The President
Vladimir Putin fired the top military of Russia commander, three days after
ousting the defense minister, removing the architects of the biggest overhaul
of the armed forces since the Cold War.
the head of the military’s General
Staff Nikolai Makarov, , was also
dismissed as first deputy defense minister and discharged from the military,
the Kremlin said in an e-mailed statement. Valery Gerasimov, a 57-year-old
former Soviet tank regiment commander who had been Makarov’s first deputy, was
named the new military chief at his meeting with Putin and Defense Minister
Sergei Shoigu in Moscow today.
“Comrade Commander-in-Chief, the
General Staff’s entire task is to achieve one key goal, to maintain the armed
forces’ military capability,” Gerasimov told Putin at the meeting.

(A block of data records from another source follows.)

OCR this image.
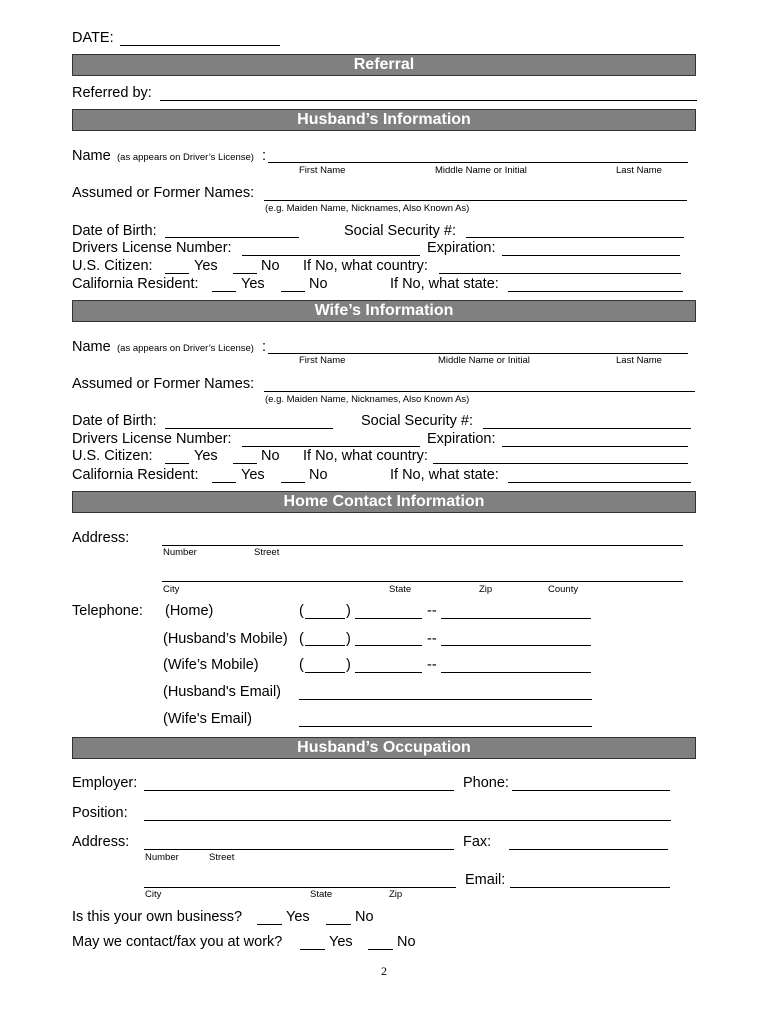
DATE:
Referral
Referred by:
Husband’s Information
Name (as appears on Driver’s License) :
First Name	Middle Name or Initial	Last Name
Assumed or Former Names:
(e.g. Maiden Name, Nicknames, Also Known As)
Date of Birth:	Social Security #:
Drivers License Number:	Expiration:
U.S. Citizen:	Yes	No If No, what country:
California Resident:	Yes	No	If No, what state:
Wife’s Information
Name (as appears on Driver’s License) :
First Name	Middle Name or Initial	Last Name
Assumed or Former Names:
(e.g. Maiden Name, Nicknames, Also Known As)
Date of Birth:	Social Security #:
Drivers License Number:	Expiration:
U.S. Citizen:	Yes	No If No, what country:
California Resident:	Yes	No	If No, what state:
Home Contact Information
Address:
Number	Street
City	State	Zip	County
Telephone: (Home)	(	)	--
(Husband’s Mobile) (	)	--
(Wife’s Mobile)	(	)	--
(Husband's Email)
(Wife's Email)
Husband’s Occupation
Employer:	Phone:
Position:
Address:
Number	Street
Fax:
Email:
City	State	Zip
Is this your own business?	Yes	No
May we contact/fax you at work?	Yes	No
2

Russia plans to spend 23 trillion
rubles ($729 billion) this decade on the largest rearmament since the 1991
collapse of the Soviet Union. The ousted defense minister, Anatoly Serdyukov,
was unpopular in the military because he sharply reduced headcount and
overhauled procurement as part of a drive to make the armed forces more
efficient, according to Ruslan Pukhov, head of the Center for Analysis of
Strategies and Technologies in Moscow.
The Russian leader criticized the
outgoing Defense Ministry command for imposing too many changes on military
contractors.
“We need to focus on cutting-edge
equipment but we also need a certain degree of stability here,” he said today.
Overenthusiastic Chief
The ousted military chief had been “very
enthusiastic” about the efforts to reduce waste and make the armed forces more
professional, said Pavel Felgenhauer, an independent defense analyst based in
Moscow.
“This signifies the end of the
Serdyukov reforms,” Felgenhauer said by phone. “Putin’s main task is
rearmament, which is what the Soviet Union was doing.”
The former defense chief, who
reduced military personnel by 300,000 to about a million and cut the officer
corps by almost 40 percent, had set the goal of increasing sevenfold the ratio
of “state-of-the-art” equipment in Russia’s arsenal by 2020, including by
buying foreign weapons.
Then-President Dmitry Medvedev
called for an overhaul of the armed forces and their communications systems
after the five-day war with U.S.-ally Georgia in August 2008.
Putin also dismissed First Deputy
Defense Minister Alexander Sukhorukov, according to the Kremlin statement.
Serdyukov, 50, who became the first
Russian defense minister with no military or intelligence background in 2007,
was removed after a probe into an alleged $95 million fraud at the ministry.